The right answers to frequently asked questions
Find the answers to all our products and services by clicking the links below.
General Questions regarding Sample Submission, Ordering & Sample Shipment & Results can be found here:
Which INVIEW Transcriptome package do you recommend for which application?
This depends on many factors, such as tissue type, sample quality, development status, existing references, etc. Please refer to the table shown under Product Specifications to find your optimum INVIEW Transcriptome solution. The estimated read numbers shown there refer to human samples. Alternatively, please contact us to discuss your project. In some cases it might be advisable to set up a trial to define how many reads will be required for your specific aim or organism.
INVIEW Transcriptome Discover uses a strand-specific RNA library combined with Illumina’s 150 bp paired-end sequencing and is therefore recommended for the detection of differentially expressed genes, rare and novel transcripts and for discovering splice variants. In addition, the information about the transcript’s orientation allows for a more precise determination of structure and gene expression.
RNA-Seq of bacterial samples most often requires less reads since no splice variants are present. The INVIEW Transcriptome Bacteria is a cost-alternative for all projects interested in the gene expression profile of Bacteria.
The INVIEW Transcriptome Ultra Low is specially designed for all projects with only a tiny amount of starting material.
Do I need a genomic reference sequence?
INVIEW Transcriptome Discover:
Not necessarily. However, if you have a reference, please refer to the recommendations below.
INVIEW Transcriptome Bacteria / Ultra Low:
A clearly defined Ensembl name (e.g., GRCh37 or Rnor_5.0) for the annotated genomic reference sequence has to be provided prior to project start. Alternatively, the genome sequence can be provided in Fasta (along with the corresponding annotation in Gene transfer format (gtf)) or in GenBank format (including annotation).

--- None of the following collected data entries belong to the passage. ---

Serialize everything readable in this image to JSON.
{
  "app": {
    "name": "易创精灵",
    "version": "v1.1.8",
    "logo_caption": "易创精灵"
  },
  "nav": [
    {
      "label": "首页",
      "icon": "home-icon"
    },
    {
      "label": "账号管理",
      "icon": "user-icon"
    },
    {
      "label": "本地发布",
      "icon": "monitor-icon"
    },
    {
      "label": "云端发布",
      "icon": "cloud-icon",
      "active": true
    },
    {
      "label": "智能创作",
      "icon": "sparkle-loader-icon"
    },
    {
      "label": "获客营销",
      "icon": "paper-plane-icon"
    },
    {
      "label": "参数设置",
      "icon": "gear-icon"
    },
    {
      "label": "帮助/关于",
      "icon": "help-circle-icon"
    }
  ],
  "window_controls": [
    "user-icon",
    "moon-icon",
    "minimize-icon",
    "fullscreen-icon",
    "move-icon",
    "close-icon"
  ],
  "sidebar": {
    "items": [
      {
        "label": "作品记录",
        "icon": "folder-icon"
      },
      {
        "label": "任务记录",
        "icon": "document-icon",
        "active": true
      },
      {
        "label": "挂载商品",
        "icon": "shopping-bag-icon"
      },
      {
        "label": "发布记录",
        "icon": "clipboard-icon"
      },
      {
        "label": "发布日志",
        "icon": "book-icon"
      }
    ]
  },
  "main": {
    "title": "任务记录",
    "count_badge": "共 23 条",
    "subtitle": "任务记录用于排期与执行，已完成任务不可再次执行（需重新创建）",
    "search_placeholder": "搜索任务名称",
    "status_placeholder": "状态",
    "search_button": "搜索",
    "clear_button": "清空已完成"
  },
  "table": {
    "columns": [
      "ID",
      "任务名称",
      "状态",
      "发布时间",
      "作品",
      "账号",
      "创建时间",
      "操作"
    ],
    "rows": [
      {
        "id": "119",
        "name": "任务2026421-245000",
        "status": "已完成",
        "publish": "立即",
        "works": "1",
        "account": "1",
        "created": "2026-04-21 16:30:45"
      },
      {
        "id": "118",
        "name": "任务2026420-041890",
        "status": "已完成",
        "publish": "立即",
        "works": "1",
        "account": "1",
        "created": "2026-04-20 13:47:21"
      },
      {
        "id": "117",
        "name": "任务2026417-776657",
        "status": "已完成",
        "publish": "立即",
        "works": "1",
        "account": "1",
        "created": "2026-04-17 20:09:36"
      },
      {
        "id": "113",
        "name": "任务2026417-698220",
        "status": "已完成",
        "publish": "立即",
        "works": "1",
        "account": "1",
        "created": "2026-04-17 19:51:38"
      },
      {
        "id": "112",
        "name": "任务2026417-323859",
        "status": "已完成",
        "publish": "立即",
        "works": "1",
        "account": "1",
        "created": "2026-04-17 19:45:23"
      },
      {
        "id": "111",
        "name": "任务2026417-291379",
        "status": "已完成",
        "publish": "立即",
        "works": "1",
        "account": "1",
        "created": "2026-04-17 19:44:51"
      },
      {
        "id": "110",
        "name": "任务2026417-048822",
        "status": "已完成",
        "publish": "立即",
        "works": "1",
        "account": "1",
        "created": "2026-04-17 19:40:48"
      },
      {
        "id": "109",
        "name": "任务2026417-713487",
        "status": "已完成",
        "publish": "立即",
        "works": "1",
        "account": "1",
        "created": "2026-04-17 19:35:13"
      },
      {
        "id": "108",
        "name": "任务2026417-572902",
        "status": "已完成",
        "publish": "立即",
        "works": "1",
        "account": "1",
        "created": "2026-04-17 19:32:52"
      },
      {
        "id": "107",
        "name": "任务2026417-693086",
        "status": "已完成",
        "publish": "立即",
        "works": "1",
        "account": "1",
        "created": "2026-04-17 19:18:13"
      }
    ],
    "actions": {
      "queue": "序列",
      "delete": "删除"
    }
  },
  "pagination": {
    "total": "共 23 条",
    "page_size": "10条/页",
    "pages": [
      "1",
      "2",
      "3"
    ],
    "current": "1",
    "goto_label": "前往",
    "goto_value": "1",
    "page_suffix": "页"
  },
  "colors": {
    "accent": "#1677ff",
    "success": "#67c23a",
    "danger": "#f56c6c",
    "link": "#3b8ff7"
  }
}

Can RNA isolation be offered?
Eurofins Genomics offers RNA isolation as an additional service. We have successfully optimised protocols for extraction of high-quality RNA from several sample types and starting materials. Please refer to Product Specifications for more information on RNA isolation or consult us directly to discuss possible sample preparation methods for your individual requirements.
Which starting materials and aims are best suited for performing ribosomal RNA depletion?
a) For eukaryotes: rRNA depletion is recommended for partially degraded RNA or for when sequencing RNA with no poly-A tail.
b) For prokaryotes we recommend rRNA depletion in general, because poly-(A) enrichment of prokaryotic transcripts is not feasible.
You can order rRNA depletion from Eurofins Genomics. Or, alternatively, you can provide us with RNA that has already been rRNA depleted / mRNA enriched as starting material (20 ng per sample (up to 15 µl / concentration >1,4 ng/µl)). Please see Product Specifications for more information.
How efficient is ribosomal RNA depletion?
The efficiency of removal is determined by the organism, the composition and the quality of your sample RNA. If the RNA is severely degraded, ribodepletion might be less efficient.
Should I send my starting material on dry ice or would room temperature be sufficient?
RNA must be shipped on dry ice, unless the RNA is precipitated in ethanol. Tissues / cell cultures must be flash frozen in liquid nitrogen or dry ice and have to be shipped on dry ice. Alternatively, fresh material can be stabilised in “RNAlater” (e.g., Ambion, SIGMA or QIAGEN) and be sent at room temperature. Please verify in advance that the couriers you are using accept dry-ice shipments.